The purpose of this post is simply to make something explicit that 
emerged from the discussion last week of PA + ~Con(PA), and to correct 
something silly that I said.

The general observation, which is presumably well-known, but which I've 
never seen mentioned in the textbooks from which I've taught, is that, 
for sufficiently strong T, T + ~Con(T) proves the negation of that 
theory's Goedel sentence. This gives a nice example of why 
omega-consistency really is needed for Goedel's proof of the first 
incompleteness theorem and therefore of why Rosser's improvement really 
is an improvement.

To fill in a few details, let T be an r.e. theory containing R, and let 
G(T) be its Goedel sentence (for some choice of a provability 
predicate). Recall that Goedel's proof of G1 divides into two parts:

(i) If T is consistent, then T does not prove G(T).
(ii) If T is omega-consistent, then T does not prove ~G(T).

Let T~ be T + ~Con(T). Then since T~ is consistent if T is, T~ never 
proves G(T~), if T is consistent. However, since T~ is 
omega-inconsistent, Goedel's proof leaves open the possibility that T~ 
proves ~G(T). Which, as we shall now see, it will, if T is sufficiently 
strong (and "contains I\Sigma_1" will be more than sufficient).

Proof: As Arnon observed, if T is sufficiently strong, then T will prove 
G(T) <--> Con(T). Now T~ proves ~Con(T), trivially. But it also proves 
Con(T~) --> Con(T), almost equally trivially.

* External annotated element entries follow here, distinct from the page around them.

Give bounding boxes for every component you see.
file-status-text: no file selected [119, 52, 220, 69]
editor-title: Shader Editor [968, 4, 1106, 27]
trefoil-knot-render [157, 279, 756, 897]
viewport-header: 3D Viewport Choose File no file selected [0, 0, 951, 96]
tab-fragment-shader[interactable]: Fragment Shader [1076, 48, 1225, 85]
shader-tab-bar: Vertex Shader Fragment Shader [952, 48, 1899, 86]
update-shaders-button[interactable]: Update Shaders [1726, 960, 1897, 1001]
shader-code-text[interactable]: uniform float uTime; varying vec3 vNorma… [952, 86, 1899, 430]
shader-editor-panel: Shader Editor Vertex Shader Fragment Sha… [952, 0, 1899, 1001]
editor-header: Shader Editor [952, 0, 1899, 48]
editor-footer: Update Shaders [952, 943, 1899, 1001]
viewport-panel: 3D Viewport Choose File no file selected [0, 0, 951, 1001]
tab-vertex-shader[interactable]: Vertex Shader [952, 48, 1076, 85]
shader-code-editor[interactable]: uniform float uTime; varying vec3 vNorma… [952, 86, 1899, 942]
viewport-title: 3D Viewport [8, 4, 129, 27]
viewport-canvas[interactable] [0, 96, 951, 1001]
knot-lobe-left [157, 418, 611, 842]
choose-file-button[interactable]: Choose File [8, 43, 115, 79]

So T~ proves ~Con(T~). But 
then, if T is sufficiently strong, so is T~, so T~ proves G(T~) <--> 
Con(T~) and so proves ~G(T~).

As I said, nothing terribly surprising, really, but a nice example.

Just historically: Does anyone know if this was known, say, before Rosser?

One related question: If I am not mistaken, the claims made right before 
the proof, that are central to G2, can be strengthened: If T is 
sufficiently strong, then T proves G(U) <--> Con(U), for ANY r.e. theory 
U. Right?

Richard Heck